Mind you, my English friend who lives in San Francisco was on the email the other night after a recent trip back to England: "BUT where did the pub go? They have all become restaurants. All over. Where is the ploughmans and the fish and chips? It's all pork tenderloins in a fig and port wine reduction. IT'S A PUB FOR CHRIST'S SAKE??? What is happening to England?"

So I guess food-wise we have progressed beyond Fanny and her exposition de mer and her aged mash. But my mate has a point, and this is coming from someone who lives in California where it takes the waiters quarter of an hour to explain how chef thought up today's specials on a Buddhist retreat in the Napa Valley, and where your aged mash - or potato ancien I should say - would be served on a duvet of wilted lettuce with a saki and juniper gravy.

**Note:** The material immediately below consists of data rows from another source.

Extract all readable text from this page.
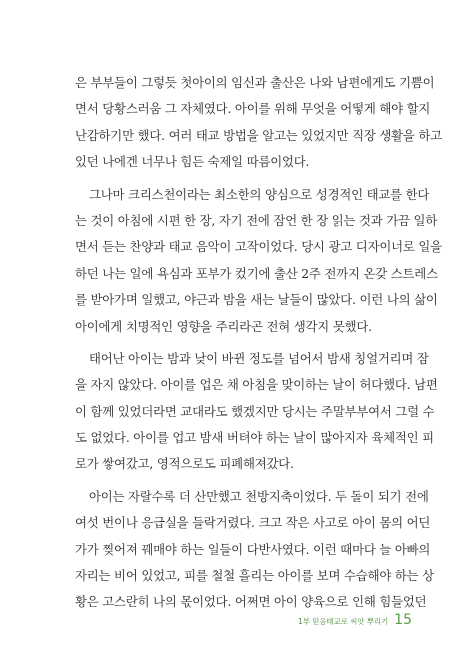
은 부부들이 그렇듯 첫아이의 임신과 출산은 나와 남편에게도 기쁨이
면서 당황스러움 그 자체였다. 아이를 위해 무엇을 어떻게 해야 할지
난감하기만 했다. 여러 태교 방법을 알고는 있었지만 직장 생활을 하고
있던 나에겐 너무나 힘든 숙제일 따름이었다.
그나마 크리스천이라는 최소한의 양심으로 성경적인 태교를 한다
는 것이 아침에 시편 한 장, 자기 전에 잠언 한 장 읽는 것과 가끔 일하
면서 듣는 찬양과 태교 음악이 고작이었다. 당시 광고 디자이너로 일을
하던 나는 일에 욕심과 포부가 컸기에 출산 2주 전까지 온갖 스트레스
를 받아가며 일했고, 야근과 밤을 새는 날들이 많았다. 이런 나의 삶이
아이에게 치명적인 영향을 주리라곤 전혀 생각지 못했다.
태어난 아이는 밤과 낮이 바뀐 정도를 넘어서 밤새 칭얼거리며 잠
을 자지 않았다. 아이를 업은 채 아침을 맞이하는 날이 허다했다. 남편
이 함께 있었더라면 교대라도 했겠지만 당시는 주말부부여서 그럴 수
도 없었다. 아이를 업고 밤새 버텨야 하는 날이 많아지자 육체적인 피
로가 쌓여갔고, 영적으로도 피폐해져갔다.
아이는 자랄수록 더 산만했고 천방지축이었다. 두 돌이 되기 전에
여섯 번이나 응급실을 들락거렸다. 크고 작은 사고로 아이 몸의 어딘
가가 찢어져 꿰매야 하는 일들이 다반사였다. 이런 때마다 늘 아빠의
자리는 비어 있었고, 피를 철철 흘리는 아이를 보며 수습해야 하는 상
황은 고스란히 나의 몫이었다. 어쩌면 아이 양육으로 인해 힘들었던
1부 믿음태교로 씨앗 뿌리기 15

Talking of food (and I know this is a weak link), I had lunch with a friend of mine yesterday who is on the board of the London Zoological Society. I asked her about her thoughts on fruit bats and another friend's recent accusation of me being an unreliable animal witness with my description of them. She assures me that fruit bats are as I described them - vast, snouty, vampire-like, almost wolves with wings. She even suggested that these beasts may well not eat fruit at all, but were given their benign name because the horrific truth about their diet is too frightening to contemplate, and that Small Oxen Bat or Sheep Bat would have villagers out with their rakes and muskets seeking to cull this monster of the skies.

So, English food is...what it is, but I have an (unofficial) endorsement from the Zoological Society as a reliable animal witness. I'll put in on my CV. (And there was me complaining about bloggers' self-validation the other day.)